1723-12-28, de Voltaire [François Marie Arouet] à Pierre Robert Le Cornier de Cideville.
Déjà de la parque ennemie
J'avois bravé les rudes coups
Mais je sens aujourd'hui tout le prix de la vie
Par l'espoir de vivre avec vous.
Les vers que vous dicta l'amité tendre et pure,
Embelis par l'esprit, ornez par la nature,
Ont rallumé dans moi des feux déjà glacez.
Mon génie excité m'invite à vous répondre,
Mais dans un tel combat que je me sens confondre!
En louant mes talens, que vous les surpassez!
Je ressens du dépit les atteintes secrettes.

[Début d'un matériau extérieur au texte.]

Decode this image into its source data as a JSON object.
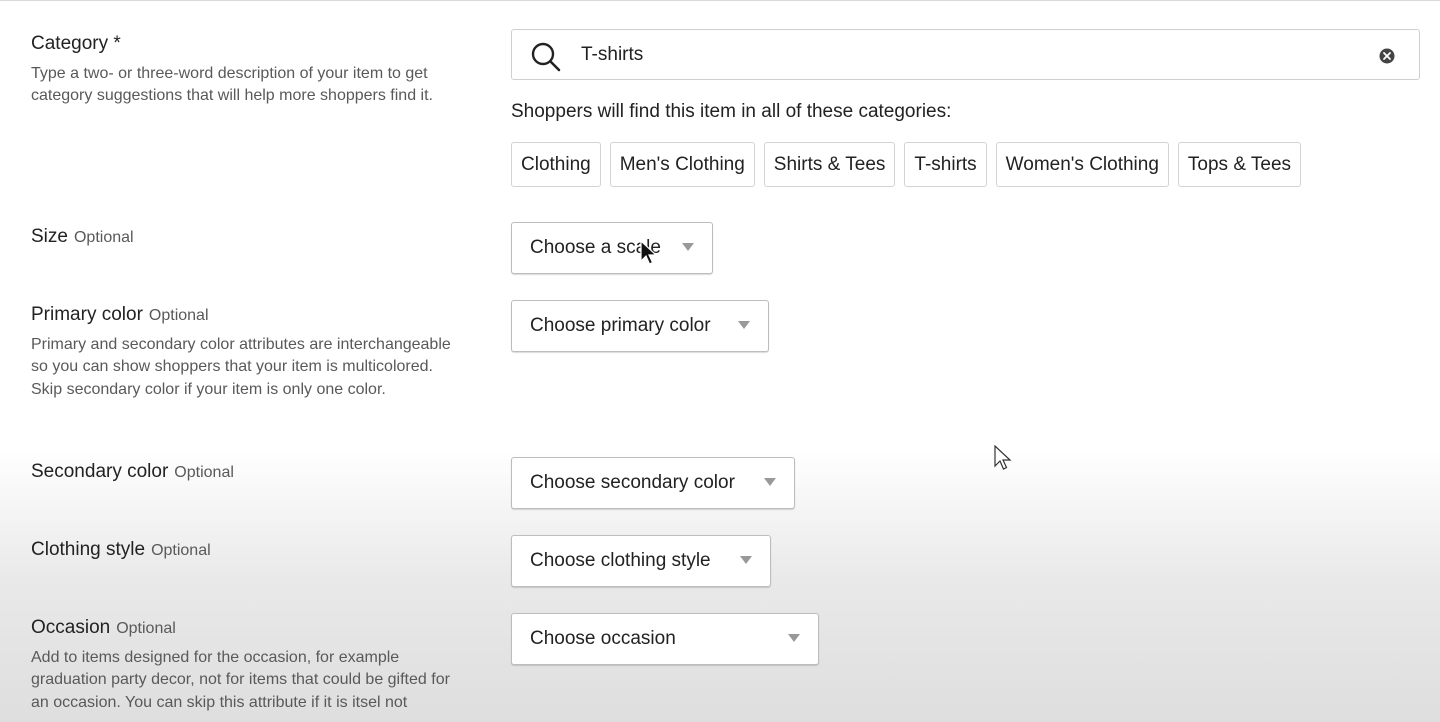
{
  "category": {
    "label": "Category *",
    "description": "Type a two- or three-word description of your item to get category suggestions that will help more shoppers find it.",
    "search_value": "T-shirts",
    "suggestions_heading": "Shoppers will find this item in all of these categories:",
    "chips": [
      "Clothing",
      "Men's Clothing",
      "Shirts & Tees",
      "T-shirts",
      "Women's Clothing",
      "Tops & Tees"
    ]
  },
  "size": {
    "label": "Size",
    "optional": "Optional",
    "select": "Choose a scale"
  },
  "primary_color": {
    "label": "Primary color",
    "optional": "Optional",
    "description": "Primary and secondary color attributes are interchangeable so you can show shoppers that your item is multicolored. Skip secondary color if your item is only one color.",
    "select": "Choose primary color"
  },
  "secondary_color": {
    "label": "Secondary color",
    "optional": "Optional",
    "select": "Choose secondary color"
  },
  "clothing_style": {
    "label": "Clothing style",
    "optional": "Optional",
    "select": "Choose clothing style"
  },
  "occasion": {
    "label": "Occasion",
    "optional": "Optional",
    "description": "Add to items designed for the occasion, for example graduation party decor, not for items that could be gifted for an occasion. You can skip this attribute if it is itsel not",
    "select": "Choose occasion"
  },
  "icons": {
    "search": "search-icon",
    "clear": "clear-icon",
    "caret": "chevron-down-icon",
    "cursor": "mouse-pointer-icon"
  },
  "colors": {
    "text": "#222222",
    "muted": "#595959",
    "border": "#cfcfcf"
  }
}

Vos éloges touchans, vos vers coulans et doux,
S'ils ne me rendoient pas le plus vain des poètes,
M'auroient rendu le plus jaloux.

Voilà tout ce que la fièvre et les suittes misérables de la petite vérole peuvent me permettre. Le triste état où je suis encore, m'empêche de vous écrire plus au long, mais comptez mon cher monsieur que rien ne peut m'empêcher d’être sensible toutte ma vie à votre amitié, et que je la mérite par ma tendresse et par mon estime respectueuse pour vous.